Alitalia tocca i minimi in Borsa
Siniscalco, ultimatum ai sindacati
ROMA - "Il tempo sta per scadere". E' il messaggio che il ministro dell'Economia, Domenico Siniscalco, lancia ai sindacati sulla vicenda Alitalia. Dalle colonne del Financial Times il ministro minaccia di non approvare il "prestito ponte" da 400 milioni per la compagnia aerea, a meno che i sindacati non diano il via libera al piano di ristrutturazione approntato dall'amministratore delegato Giancarlo Cimoli. Tutto ciò mentre il titolo Alitalia ha toccato questa mattina il minimo storico in Borsa, a quota 0,197 euro.
Siniscalco "ha avvertito i sindacati che il tempo è scaduto per salvare Alitalia, e che secondo quanto ha dichiarato il management resterà senza liquidità in 20 o 30 giorni". E intervenendo al meeting di Comunione e Liberazione a Rimini, un altro ministro, quello per il Infrastrutture Pietro Lunardi, ha rincarato la dose: "Il governo ha fatto tutto quello che poteva fare.

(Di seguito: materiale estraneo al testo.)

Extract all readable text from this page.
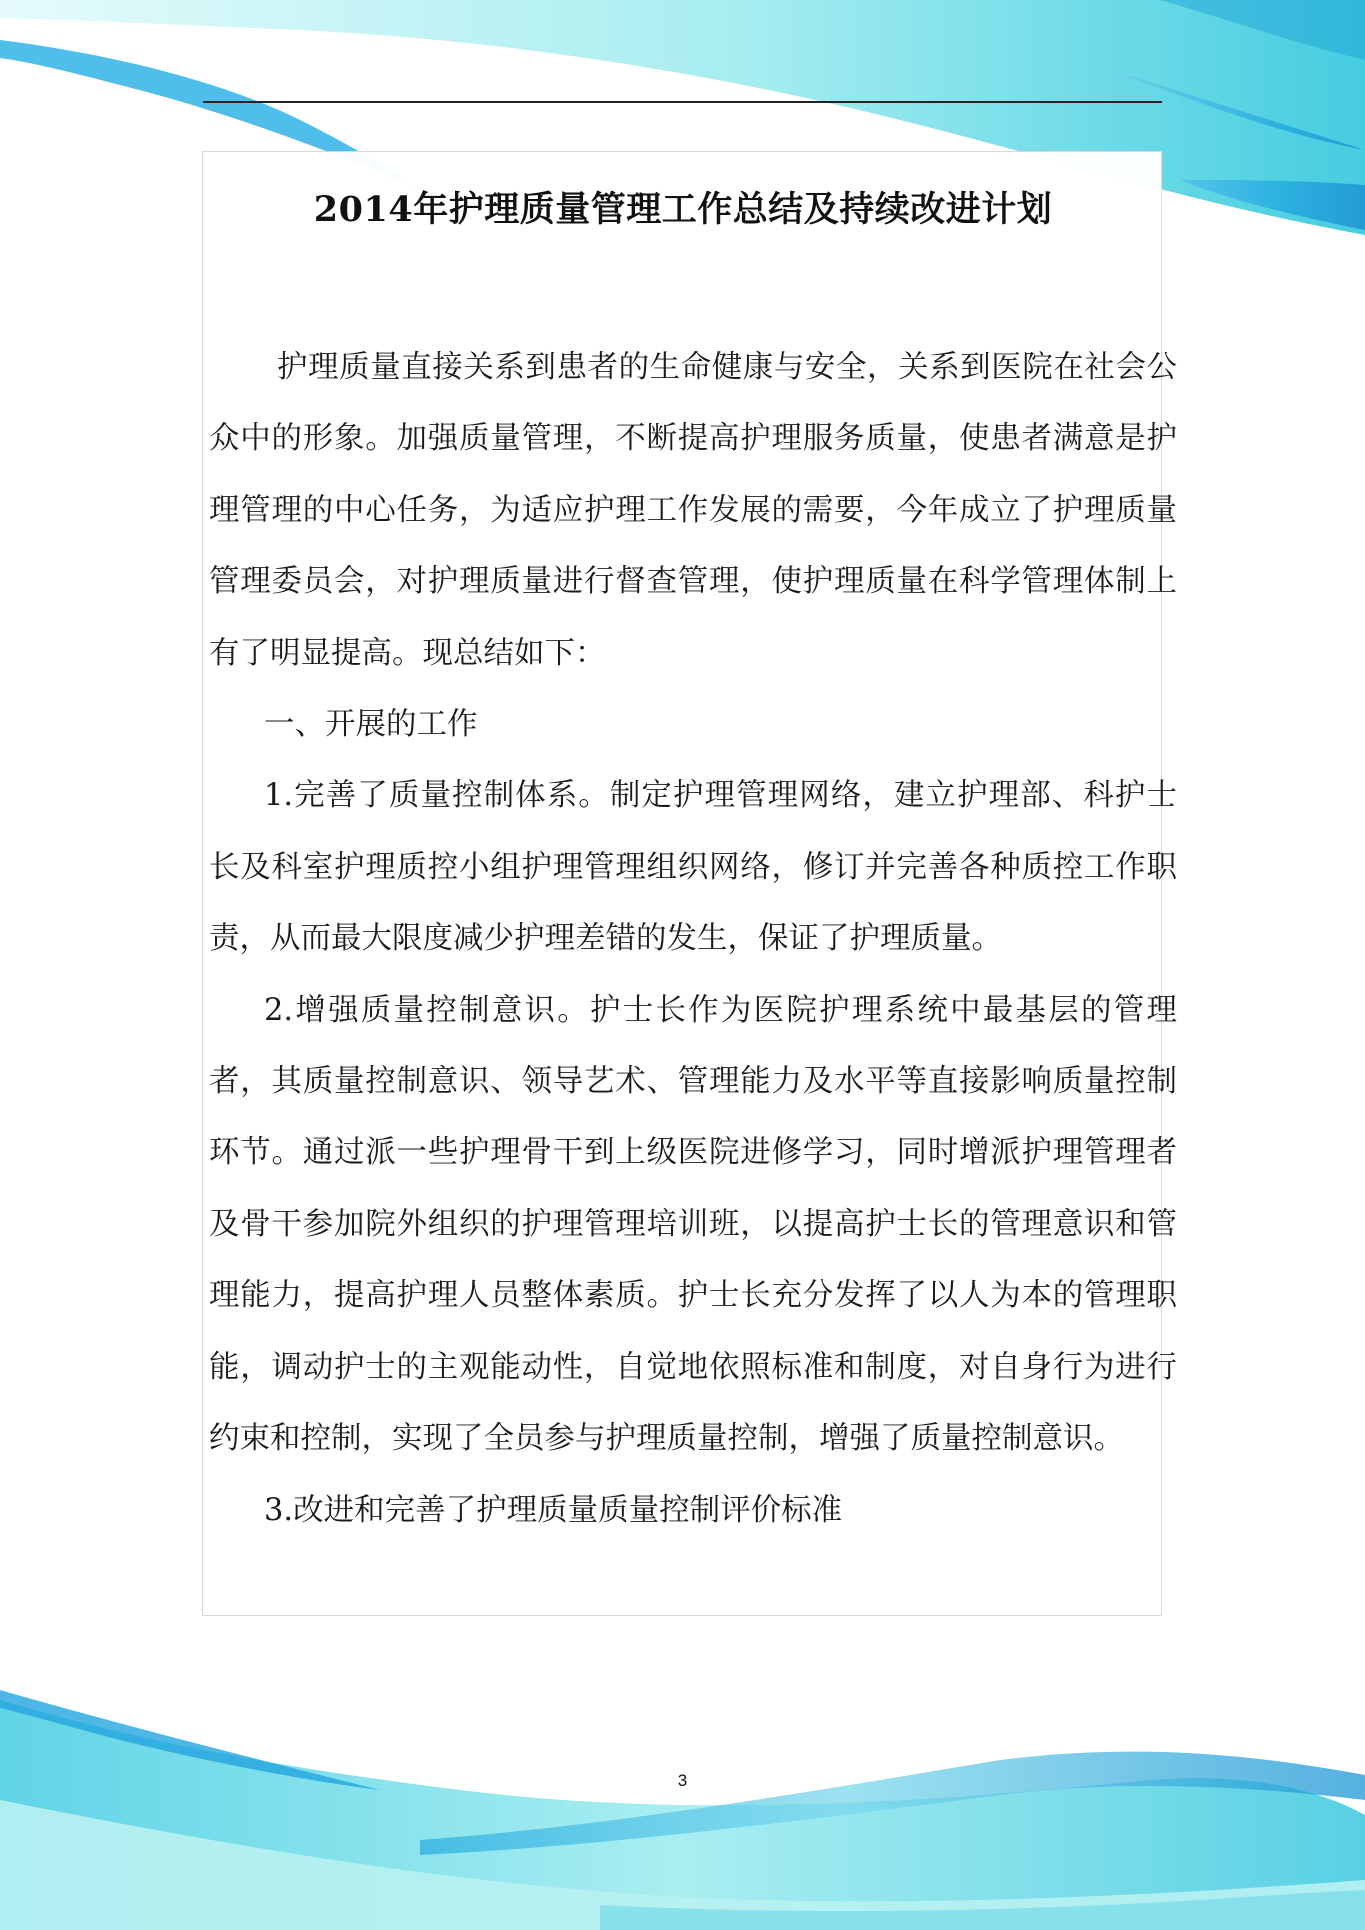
2014年护理质量管理工作总结及持续改进计划

护理质量直接关系到患者的生命健康与安全，关系到医院在社会公众中的形象。加强质量管理，不断提高护理服务质量，使患者满意是护理管理的中心任务，为适应护理工作发展的需要，今年成立了护理质量管理委员会，对护理质量进行督查管理，使护理质量在科学管理体制上有了明显提高。现总结如下：

一、开展的工作

1.完善了质量控制体系。制定护理管理网络，建立护理部、科护士长及科室护理质控小组护理管理组织网络，修订并完善各种质控工作职责，从而最大限度减少护理差错的发生，保证了护理质量。

2.增强质量控制意识。护士长作为医院护理系统中最基层的管理者，其质量控制意识、领导艺术、管理能力及水平等直接影响质量控制环节。通过派一些护理骨干到上级医院进修学习，同时增派护理管理者及骨干参加院外组织的护理管理培训班，以提高护士长的管理意识和管理能力，提高护理人员整体素质。护士长充分发挥了以人为本的管理职能，调动护士的主观能动性，自觉地依照标准和制度，对自身行为进行约束和控制，实现了全员参与护理质量控制，增强了质量控制意识。

3.改进和完善了护理质量质量控制评价标准

3
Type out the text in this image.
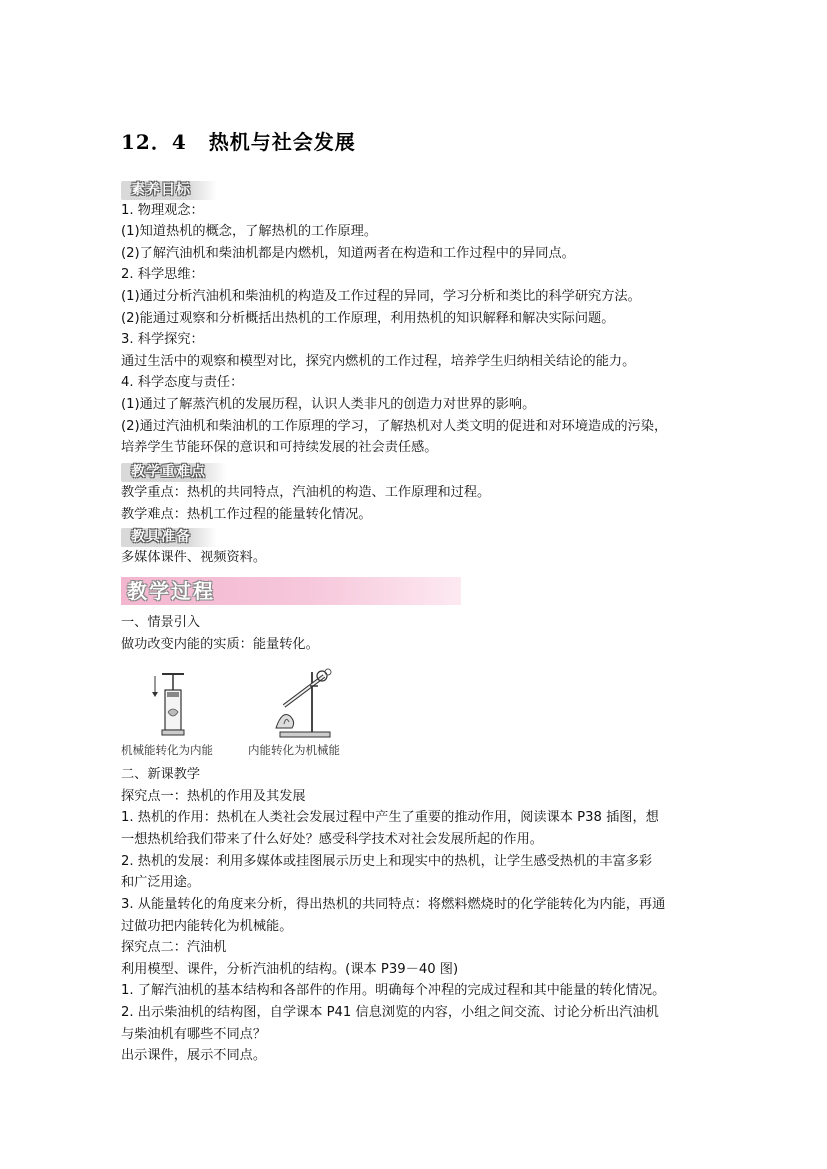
12．4 热机与社会发展
素养目标
1. 物理观念：
(1)知道热机的概念，了解热机的工作原理。
(2)了解汽油机和柴油机都是内燃机，知道两者在构造和工作过程中的异同点。
2. 科学思维：
(1)通过分析汽油机和柴油机的构造及工作过程的异同，学习分析和类比的科学研究方法。
(2)能通过观察和分析概括出热机的工作原理，利用热机的知识解释和解决实际问题。
3. 科学探究：
通过生活中的观察和模型对比，探究内燃机的工作过程，培养学生归纳相关结论的能力。
4. 科学态度与责任：
(1)通过了解蒸汽机的发展历程，认识人类非凡的创造力对世界的影响。
(2)通过汽油机和柴油机的工作原理的学习，了解热机对人类文明的促进和对环境造成的污染，
培养学生节能环保的意识和可持续发展的社会责任感。
教学重难点
教学重点：热机的共同特点，汽油机的构造、工作原理和过程。
教学难点：热机工作过程的能量转化情况。
教具准备
多媒体课件、视频资料。
教学过程
一、情景引入
做功改变内能的实质：能量转化。
机械能转化为内能	内能转化为机械能
二、新课教学
探究点一：热机的作用及其发展
1. 热机的作用：热机在人类社会发展过程中产生了重要的推动作用，阅读课本 P38 插图，想
一想热机给我们带来了什么好处？感受科学技术对社会发展所起的作用。
2. 热机的发展：利用多媒体或挂图展示历史上和现实中的热机，让学生感受热机的丰富多彩
和广泛用途。
3. 从能量转化的角度来分析，得出热机的共同特点：将燃料燃烧时的化学能转化为内能，再通
过做功把内能转化为机械能。
探究点二：汽油机
利用模型、课件，分析汽油机的结构。(课本 P39－40 图)
1. 了解汽油机的基本结构和各部件的作用。明确每个冲程的完成过程和其中能量的转化情况。
2. 出示柴油机的结构图，自学课本 P41 信息浏览的内容，小组之间交流、讨论分析出汽油机
与柴油机有哪些不同点？
出示课件，展示不同点。
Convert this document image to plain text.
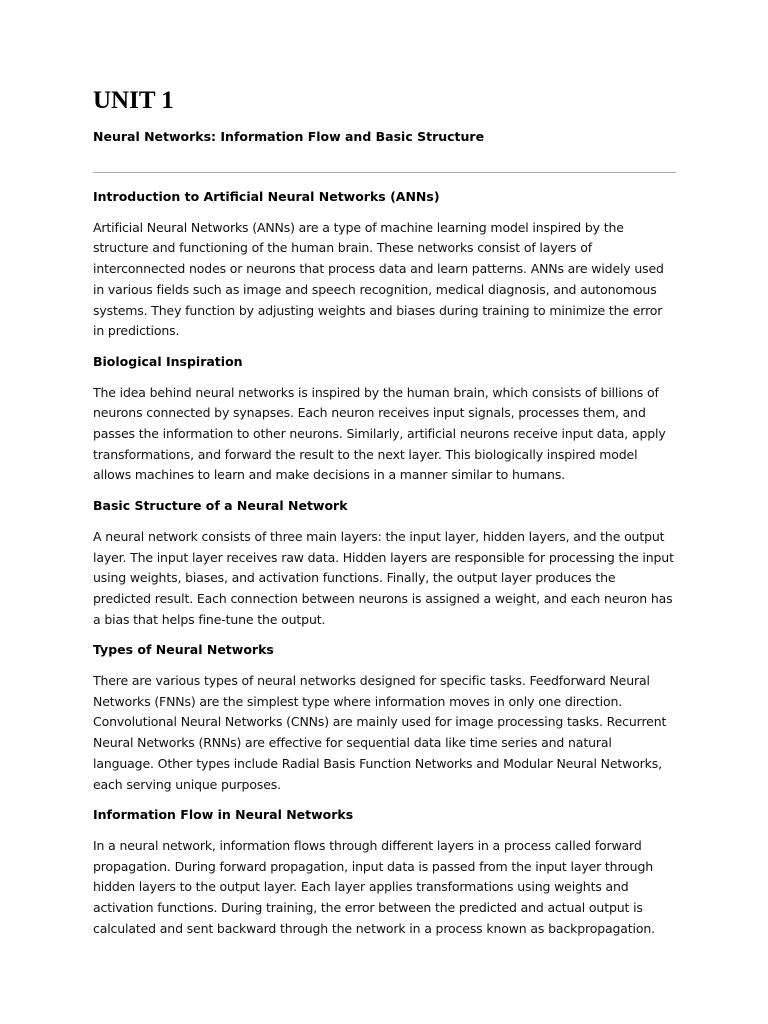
UNIT 1

Neural Networks: Information Flow and Basic Structure

Introduction to Artificial Neural Networks (ANNs)

Artificial Neural Networks (ANNs) are a type of machine learning model inspired by the structure and functioning of the human brain. These networks consist of layers of interconnected nodes or neurons that process data and learn patterns. ANNs are widely used in various fields such as image and speech recognition, medical diagnosis, and autonomous systems. They function by adjusting weights and biases during training to minimize the error in predictions.

Biological Inspiration

The idea behind neural networks is inspired by the human brain, which consists of billions of neurons connected by synapses. Each neuron receives input signals, processes them, and passes the information to other neurons. Similarly, artificial neurons receive input data, apply transformations, and forward the result to the next layer. This biologically inspired model allows machines to learn and make decisions in a manner similar to humans.

Basic Structure of a Neural Network

A neural network consists of three main layers: the input layer, hidden layers, and the output layer. The input layer receives raw data. Hidden layers are responsible for processing the input using weights, biases, and activation functions. Finally, the output layer produces the predicted result. Each connection between neurons is assigned a weight, and each neuron has a bias that helps fine-tune the output.

Types of Neural Networks

There are various types of neural networks designed for specific tasks. Feedforward Neural Networks (FNNs) are the simplest type where information moves in only one direction. Convolutional Neural Networks (CNNs) are mainly used for image processing tasks. Recurrent Neural Networks (RNNs) are effective for sequential data like time series and natural language. Other types include Radial Basis Function Networks and Modular Neural Networks, each serving unique purposes.

Information Flow in Neural Networks

In a neural network, information flows through different layers in a process called forward propagation. During forward propagation, input data is passed from the input layer through hidden layers to the output layer. Each layer applies transformations using weights and activation functions. During training, the error between the predicted and actual output is calculated and sent backward through the network in a process known as backpropagation.
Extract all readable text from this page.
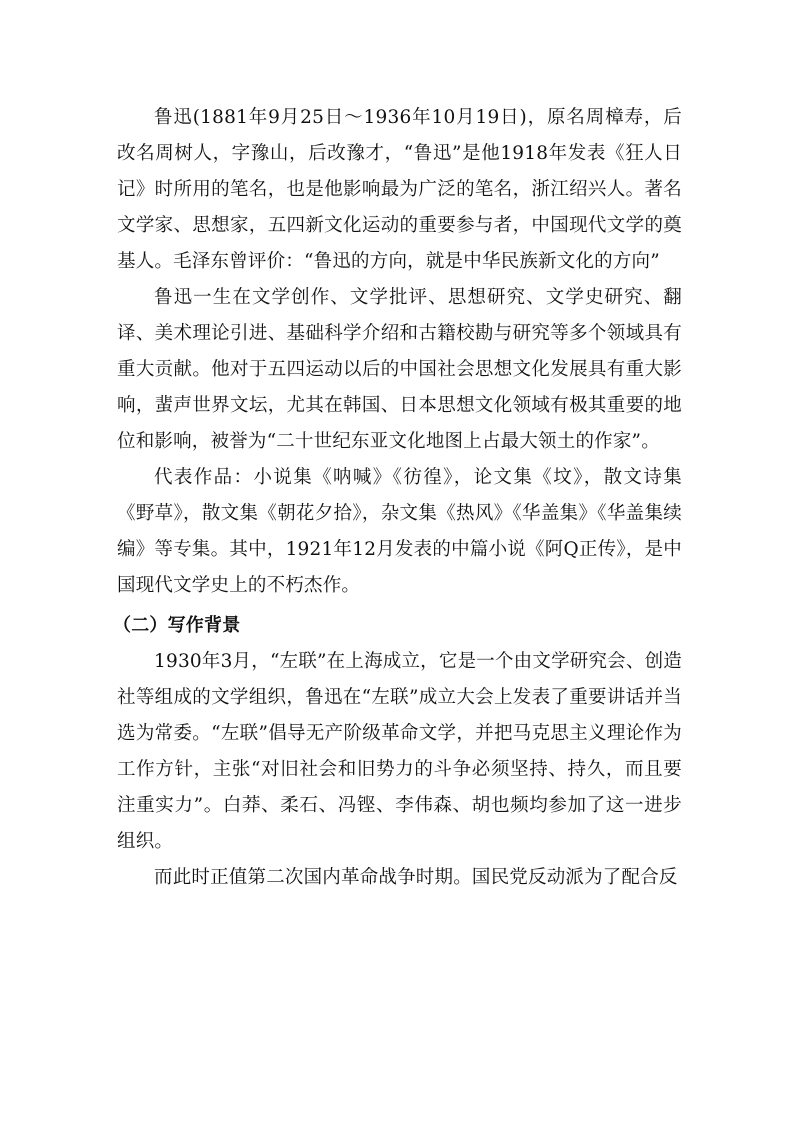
鲁迅(1881年9月25日～1936年10月19日)，原名周樟寿，后改名周树人，字豫山，后改豫才，“鲁迅”是他1918年发表《狂人日记》时所用的笔名，也是他影响最为广泛的笔名，浙江绍兴人。著名文学家、思想家，五四新文化运动的重要参与者，中国现代文学的奠基人。毛泽东曾评价：“鲁迅的方向，就是中华民族新文化的方向”

鲁迅一生在文学创作、文学批评、思想研究、文学史研究、翻译、美术理论引进、基础科学介绍和古籍校勘与研究等多个领域具有重大贡献。他对于五四运动以后的中国社会思想文化发展具有重大影响，蜚声世界文坛，尤其在韩国、日本思想文化领域有极其重要的地位和影响，被誉为“二十世纪东亚文化地图上占最大领土的作家”。

代表作品：小说集《呐喊》《彷徨》，论文集《坟》，散文诗集《野草》，散文集《朝花夕拾》，杂文集《热风》《华盖集》《华盖集续编》等专集。其中，1921年12月发表的中篇小说《阿Q正传》，是中国现代文学史上的不朽杰作。

（二）写作背景

1930年3月，“左联”在上海成立，它是一个由文学研究会、创造社等组成的文学组织，鲁迅在“左联”成立大会上发表了重要讲话并当选为常委。“左联”倡导无产阶级革命文学，并把马克思主义理论作为工作方针，主张“对旧社会和旧势力的斗争必须坚持、持久，而且要注重实力”。白莽、柔石、冯铿、李伟森、胡也频均参加了这一进步组织。

而此时正值第二次国内革命战争时期。国民党反动派为了配合反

Ora la palla è ai sindacati: se loro non collaborano con il governo, 22 mila persone vanno sul marciapiede"
Più sfumata la posizione di Mario Tassone, sottosegretario ai Trasporti: "Non è il momento degli ultimatum, c'è bisogno di un ragionamento serio, corale", dice Tassone, che invita le parti "a ragionare e ad evitare che ci sia un interlocutore più responsabile degli altri".
Le parole di Tassone trovano eco in Claudio Genovesi, segretario nazionale della Fit-Cisl, che invoca "un'azione corale straordinaria". "Occorre un tavolo operativo a cui far partecipare, da protagonisti, i gestori aeroportuali, i vettori aerei nazionali e l'assistenza al volo (Enav), con la regia dell'Enac e del ministero dei Trasporti", afferma Genovese. "In assenza di iniziative concrete a rischio è l'intero trasporto aereo, e non è consentito ad alcuno tacitare la propria coscienza istituzionale affermando che ha fatto la propria parte".
Uno dei nodi dolenti è quello dei tagli al personale, che potrebbero toccare quota 6 mila su un organico complessivo di 22 mila unità. "Accetteremo anche migliaia di tagli, posto che non si tratti di licenziamenti. La strada è quella delle esternalizzazioni", ha dichiarato in proposito Roberto Scotti, segretario confederale della Filt-Cgil, in un'intervista al quotidiano online Affari Italiani. E a proposito dell'ultimatum di Siniscalco, Scotti dice: "La sua era una posizione già nota. Comunque le carte verranno scoperte ai primi di settembre. Capisco che il tempo non c'è e che i mercati hanno bisogno di segnali, ma serve un progetto complessivo, altrimenti si perde tutti".